Tom Umberg is willing to listen. That's an important quality he'll need as
one of two deputy federal drug czars, should the Senate confirm his
appointment to that post.

Umberg is a former California assemblyman and in 1996 headed the
ClintonGoer campaign's landslide victory in California. His selection was
announced Wednesday.

He is opposed to drug decriminalization, he told us Thursday. "Would I be
willing to listen to arguments? Certainly. Information is always useful."

We pointed out that for more than 25 years an intensified "war" on drugs
has done virtually nothing to reduce the price and availability of illicit
substances. He replied: "One of the missions is to dry up the supply or
interdict the narcotics in the United States, so there is no supply
available in the marketplace here."

He favors greater efforts to stop drug production in other countries
including paying farmers to grow different crops.

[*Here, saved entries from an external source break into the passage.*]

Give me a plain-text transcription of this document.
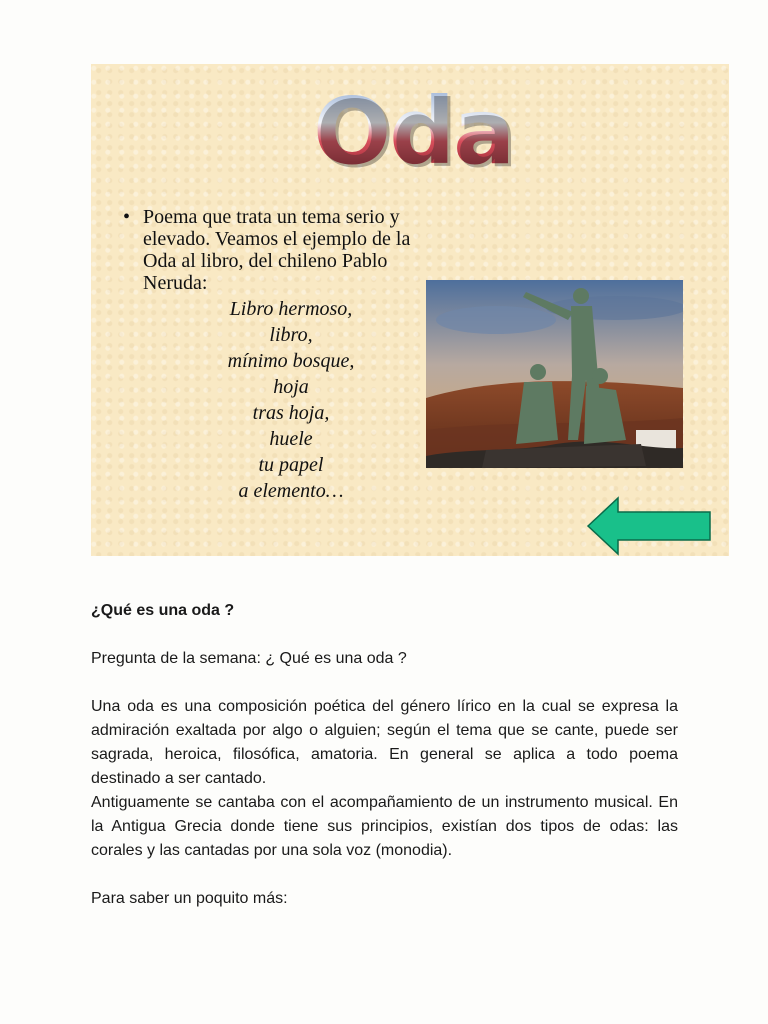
Oda
• Poema que trata un tema serio y elevado. Veamos el ejemplo de la Oda al libro, del chileno Pablo Neruda:
Libro hermoso,
libro,
mínimo bosque,
hoja
tras hoja,
huele
tu papel
a elemento…
¿Qué es una oda ?

Pregunta de la semana: ¿ Qué es una oda ?

Una oda es una composición poética del género lírico en la cual se expresa la admiración exaltada por algo o alguien; según el tema que se cante, puede ser sagrada, heroica, filosófica, amatoria. En general se aplica a todo poema destinado a ser cantado.

Antiguamente se cantaba con el acompañamiento de un instrumento musical. En la Antigua Grecia donde tiene sus principios, existían dos tipos de odas: las corales y las cantadas por una sola voz (monodia).

Para saber un poquito más:
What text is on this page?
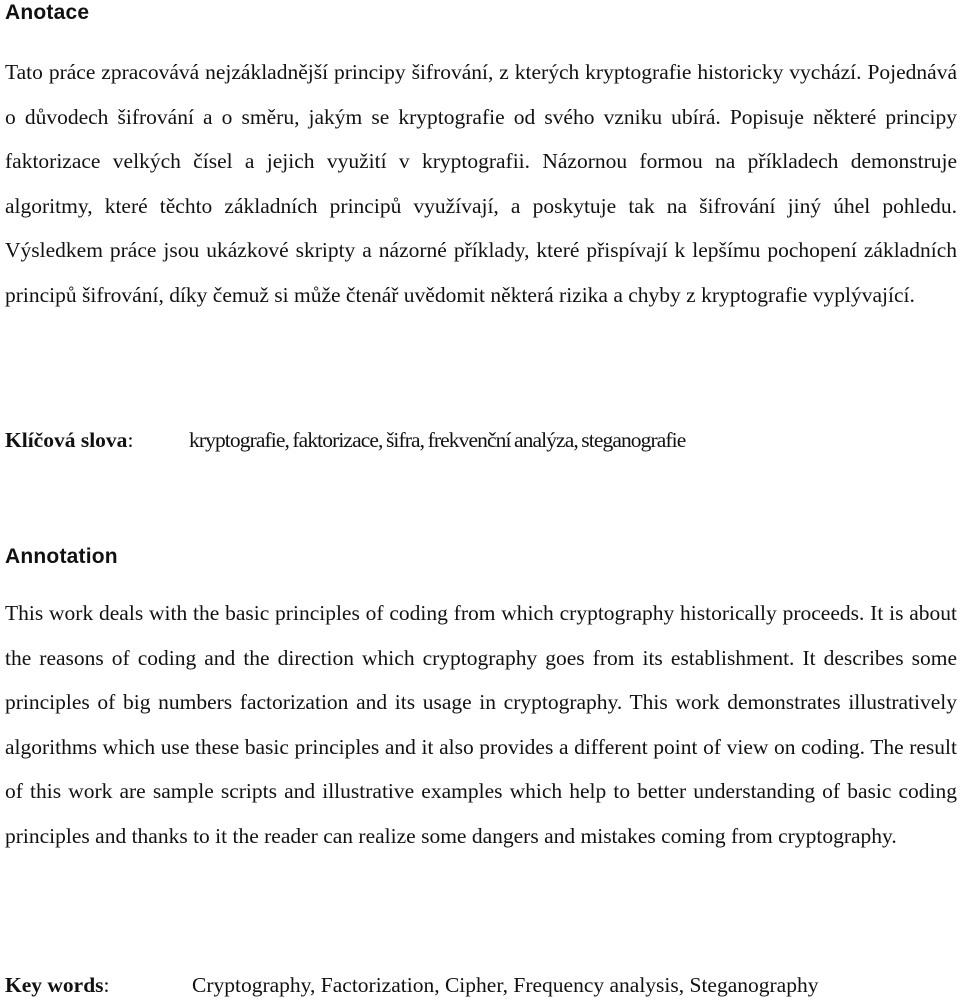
Anotace

Tato práce zpracovává nejzákladnější principy šifrování, z kterých kryptografie historicky vychází. Pojednává o důvodech šifrování a o směru, jakým se kryptografie od svého vzniku ubírá. Popisuje některé principy faktorizace velkých čísel a jejich využití v kryptografii. Názornou formou na příkladech demonstruje algoritmy, které těchto základních principů využívají, a poskytuje tak na šifrování jiný úhel pohledu. Výsledkem práce jsou ukázkové skripty a názorné příklady, které přispívají k lepšímu pochopení základních principů šifrování, díky čemuž si může čtenář uvědomit některá rizika a chyby z kryptografie vyplývající.

Klíčová slova:	kryptografie, faktorizace, šifra, frekvenční analýza, steganografie
Annotation

This work deals with the basic principles of coding from which cryptography historically proceeds. It is about the reasons of coding and the direction which cryptography goes from its establishment. It describes some principles of big numbers factorization and its usage in cryptography. This work demonstrates illustratively algorithms which use these basic principles and it also provides a different point of view on coding. The result of this work are sample scripts and illustrative examples which help to better understanding of basic coding principles and thanks to it the reader can realize some dangers and mistakes coming from cryptography.

Key words:	Cryptography, Factorization, Cipher, Frequency analysis, Steganography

His approach to the job: "I believe that right now drugs and the problems
caused by drugs are probably the greatest scourge on the American public."

It's certainly true that the "war" on drugs,like the war on alcohol during
Prohibition in the 1920s, has caused an upsurge in crime as gangs fight
turf battles and petty users and pushers are punished with jail. When
Prohibition ended in 1933, crime dropped sharply in America. The same could
very well happen if the "war" on drugs ended.

On several key questions he was reticent to give answers. He understandably
wants to save his major responses for his Senate hearings, scheduled for
this fall.

California Senators Dianne Feinstein and Barbara Boxer, fellow Democrats of
Mr. Umberg,should begin preparing questions for him to answer, such as:

Last month a U.S. Marine corporal on a drug patrol along the Rio Grande
River in Texas killed an innocent teenager. What is his position on the
role of the military? Shouldn't it be reserved for military actions, with
civilian forces used for internal police matters?

When we asked the question, Mr. Umberg replied,"I can't opine on that."

Will you consider ending asset forfeitures, in which property is seized
without a trial or hearing?

Again, Mr. Umberg couldn't tell us much. "It's a very formidable tool that
most federal authorities recognize as a powerful tool in drug enforcement
and should not be wielded with reckless abandon," he said.

We look forward to Mr. Umberg's full responses to these questions and more
in the Senate confirmation hearings.